You may be called in the case of a positive rosette test, or perhaps for the case of a Kleihauer-Betke stain indicating the need for additional RhIG. However, blood bank staff will generally take care of calling the floor to notify them of the extra-large bleed. The daytime blood bank resident then writes a formal consultation for the chart.

E. RBC eluate using penicillin-treated reagent cells.

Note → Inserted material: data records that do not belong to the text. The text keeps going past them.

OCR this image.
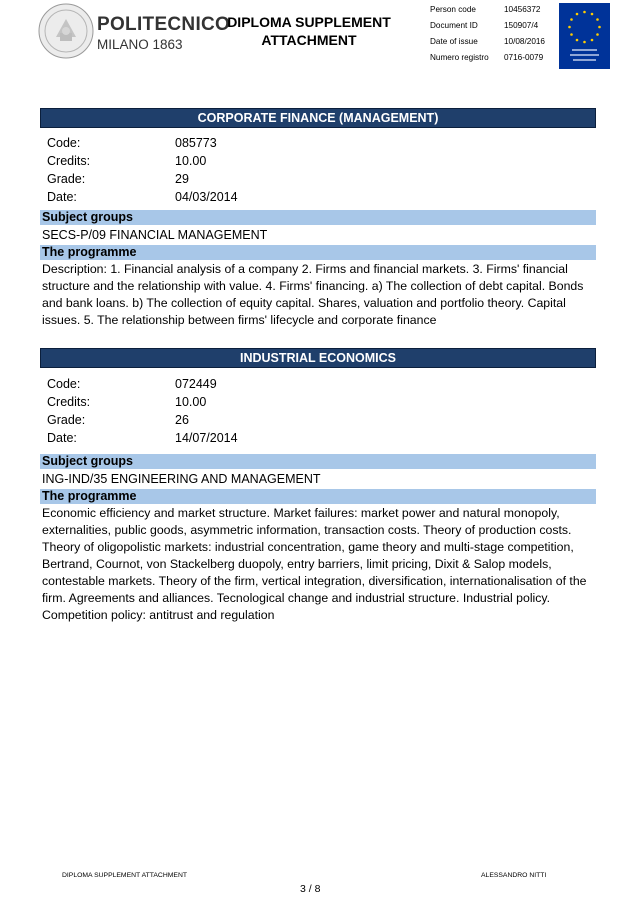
POLITECNICO
MILANO 1863
DIPLOMA SUPPLEMENT ATTACHMENT
Person code	10456372
Document ID	150907/4
Date of issue	10/08/2016
Numero registro 0716-0079
CORPORATE FINANCE (MANAGEMENT)
Code:	085773
Credits:	10.00
Grade:	29
Date:	04/03/2014
Subject groups
SECS-P/09 FINANCIAL MANAGEMENT
The programme
Description: 1. Financial analysis of a company 2. Firms and financial markets. 3. Firms' financial structure and the relationship with value. 4. Firms' financing. a) The collection of debt capital. Bonds and bank loans. b) The collection of equity capital. Shares, valuation and portfolio theory. Capital issues. 5. The relationship between firms' lifecycle and corporate finance
INDUSTRIAL ECONOMICS
Code:	072449
Credits:	10.00
Grade:	26
Date:	14/07/2014
Subject groups
ING-IND/35 ENGINEERING AND MANAGEMENT
The programme
Economic efficiency and market structure. Market failures: market power and natural monopoly, externalities, public goods, asymmetric information, transaction costs. Theory of production costs. Theory of oligopolistic markets: industrial concentration, game theory and multi-stage competition, Bertrand, Cournot, von Stackelberg duopoly, entry barriers, limit pricing, Dixit & Salop models, contestable markets. Theory of the firm, vertical integration, diversification, internationalisation of the firm. Agreements and alliances. Tecnological change and industrial structure. Industrial policy. Competition policy: antitrust and regulation
DIPLOMA SUPPLEMENT ATTACHMENT	ALESSANDRO NITTI
3 / 8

You may get a request to approve an eluate which will be tested against a panel of penicillin-treated RBCs. This request should only be considered in the clinical setting of a patient with hemolysis thought due to anti-penicillin antibodies. The patient should have a history of receiving large doses of penicillin intravenously in the recent past. The DAT should be positive for IgG in such patients, but a routine eluate is negative. You may approve this test if it sounds indicated, but generally there is no need to perform it on a STAT basis (e.g. after hours or on the weekend). If this diagnosis is strongly suspected, the patient will have had their penicillin infusion terminated, necessitating no need for additional treatment.

F. Blood typing.

PMH Transfusion Services does not provide blood typing to whole blood directed donors prior to their donation. We do not have the resources to offer this service. BloodCare can perform these tests for a certain fee, paid up front. Call BloodCare Special Donations for more information.

Phone requests for blood types. If anyone calls the laboratory asking to be told a blood typing result, that information will not be released over the phone. If a doctor calls from a remote OB clinic and needs to know Mrs. X's blood type so he knows whether to give her RhIG or not and he doesn't have access to a computer terminal, we can fax him the result. However, we won't give it verbally because too many errors have occurred from the caller mistranscribing the blood type on the patient records.